Parenting without burnout: How teamwork between partners helps children and careers
Balancing work and parenting can be tough, but supportive co-parenting reduces stress, boosts kids’ emotional health, and strengthens relationships.
Balancing a job and a baby has never been easy. In today’s time, with hybrid work, long hours, and rising digital distractions, parents often feel like they are constantly choosing between deadlines and diapers, meetings and mealtimes. However, research and real-life experience reveal a clear truth: when parents work as a team, everything becomes lighter - work, parenting, and even the relationship. (Also read: Surat paediatrician shares how too much love from grandparents can spoil kids; offers tips for parents to strike balance )
What study reveals
According to a 2024 study published in the journal Psychology Research and Behaviour Management, a survey of 1,279 mothers of preschoolers in Shanghai found that when co-parenting was unsupportive, mothers experienced significantly higher stress. This stress, in turn, directly increased children’s behavioural problems. Conversely, in families where co-parenting was strong, stress levels were lower, and children showed fewer behavioural issues. The study highlights that when parents share responsibilities without blaming or criticising each other, children feel more secure and behave better.
Similarly, a 2025 study published in the World Journal of Psychiatry, which observed 258 preschool children, found that higher parenting stress correlated with increased emotional and behavioural problems in children. The study also revealed that nearly 30% of this effect was linked to the way parents interacted with their child, harsh or impatient behaviour rose when stress was high. When parents feel overwhelmed, they tend to react more strongly, and children absorb that energy. Sharing the parenting load helps reduce stress and allows parents to respond more calmly and kindly.
How co-parenting helps working couples thrive
In an interview with HT Lifestyle, Shruti Dwivedi, parent and teen coach and an ABNLP Certified NLP Practitioner, shares insights on how effective co-parenting can help working couples raise emotionally healthy children.
1. It protects the relationship
When one parent feels like they are “doing everything,” resentment builds quietly. But when both share tasks, such as feeding, school prep, bedtime, and grocery lists, it creates appreciation, not anger. Couples who practice supportive co-parenting report higher relationship satisfaction and fewer arguments.
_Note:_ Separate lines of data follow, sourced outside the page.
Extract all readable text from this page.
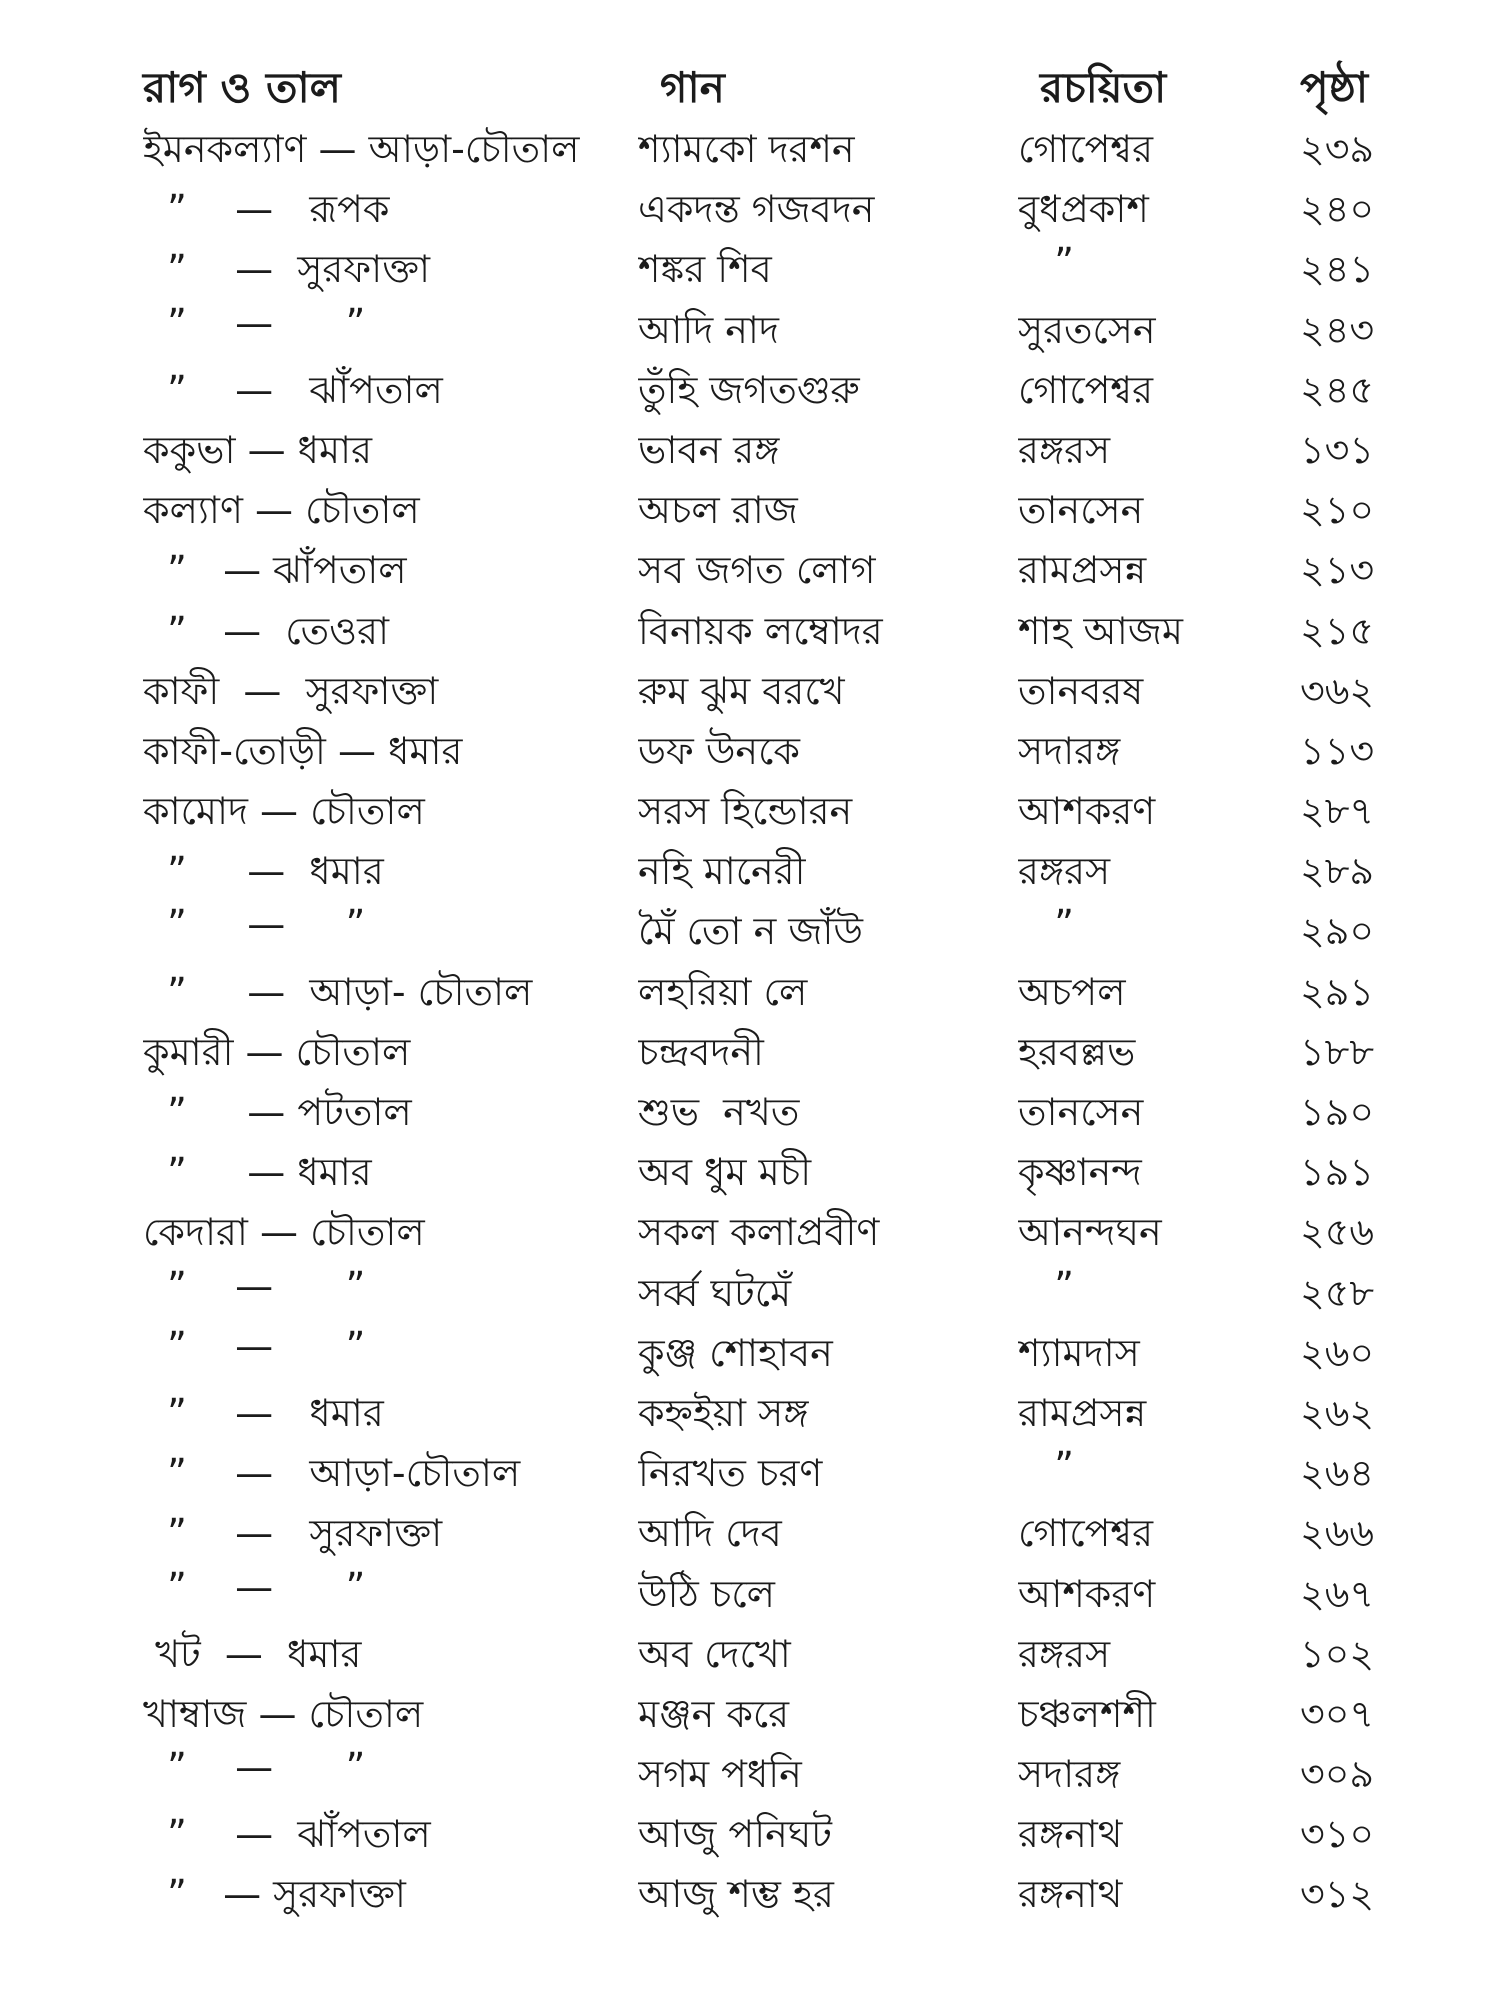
রাগ ও তাল	গান	রচয়িতা	পৃষ্ঠা
ইমনকল্যাণ — আড়া-চৌতাল	শ্যামকো দরশন	গোপেশ্বর	২৩৯
”    —   রূপক	একদন্ত গজবদন	বুধপ্রকাশ	২৪০
”    —  সুরফাক্তা	শঙ্কর শিব	”	২৪১
”    —      ”	আদি নাদ	সুরতসেন	২৪৩
”    —   ঝাঁপতাল	তুঁহি জগতগুরু	গোপেশ্বর	২৪৫
ককুভা — ধমার	ভাবন রঙ্গ	রঙ্গরস	১৩১
কল্যাণ — চৌতাল	অচল রাজ	তানসেন	২১০
”   — ঝাঁপতাল	সব জগত লোগ	রামপ্রসন্ন	২১৩
”   —  তেওরা	বিনায়ক লম্বোদর	শাহ আজম	২১৫
কাফী  —  সুরফাক্তা	রুম ঝুম বরখে	তানবরষ	৩৬২
কাফী-তোড়ী — ধমার	ডফ উনকে	সদারঙ্গ	১১৩
কামোদ — চৌতাল	সরস হিন্ডোরন	আশকরণ	২৮৭
”     —  ধমার	নহি মানেরী	রঙ্গরস	২৮৯
”     —     ”	মৈঁ তো ন জাঁউ	”	২৯০
”     —  আড়া- চৌতাল	লহরিয়া লে	অচপল	২৯১
কুমারী — চৌতাল	চন্দ্রবদনী	হরবল্লভ	১৮৮
”     — পটতাল	শুভ  নখত	তানসেন	১৯০
”     — ধমার	অব ধুম মচী	কৃষ্ণানন্দ	১৯১
কেদারা — চৌতাল	সকল কলাপ্রবীণ	আনন্দঘন	২৫৬
”    —      ”	সর্ব্ব ঘটমেঁ	”	২৫৮
”    —      ”	কুঞ্জ শোহাবন	শ্যামদাস	২৬০
”    —   ধমার	কহ্নইয়া সঙ্গ	রামপ্রসন্ন	২৬২
”    —   আড়া-চৌতাল	নিরখত চরণ	”	২৬৪
”    —   সুরফাক্তা	আদি দেব	গোপেশ্বর	২৬৬
”    —      ”	উঠি চলে	আশকরণ	২৬৭
খট  —  ধমার	অব দেখো	রঙ্গরস	১০২
খাম্বাজ — চৌতাল	মঞ্জন করে	চঞ্চলশশী	৩০৭
”    —      ”	সগম পধনি	সদারঙ্গ	৩০৯
”    —  ঝাঁপতাল	আজু পনিঘট	রঙ্গনাথ	৩১০
”   — সুরফাক্তা	আজু শম্ভ হর	রঙ্গনাথ	৩১২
2. It helps parents show up better at work
Parents who feel supported at home carry less emotional burden to their workplace. This improves focus, productivity, and confidence. A calm morning with shared responsibility can completely change a parent’s workday.
3. It creates a stable emotional world for the child
Children don’t need perfect parents. They need calm, connected, and predictable parents.
When both parents work together:
- Routines become smoother
- Conflicts reduce
- The home environment feels safe and steady
This emotional safety becomes the foundation for a child’s social skills, behaviour, and confidence.
Practical ways parents can balance work and baby
She further lists actionable strategies for working parents to manage both professional and parenting responsibilities without feeling overwhelmed.
1. Have a 15-minute weekly planning chat
Every Sunday, sit together and divide responsibilities, meetings, school tasks, baby routines, and meals.
2. Divide duties based on strengths, not gender
If one parent is better with mornings and the other with bedtime, allow that rhythm.
3. Protect personal time for each partner
Even 20 minutes a day of “me time” reduces burnout and refreshes the mind.
4. Invest in couple moments
Small rituals, tea together, a short walk, or a 10-minute talk, keep the relationship alive. “Parenting is demanding, but it becomes meaningful and manageable when both partners walk side by side. Co-parenting isn’t about splitting everything equally, it’s about supporting each other fully. It strengthens the relationship, protects the child's emotional world, and helps parents grow in their careers without guilt or exhaustion. A strong family is built not by one super-parent, but by two supportive partners,” says Shruti.
Note to readers: This article is for informational purposes only and not a substitute for professional advice.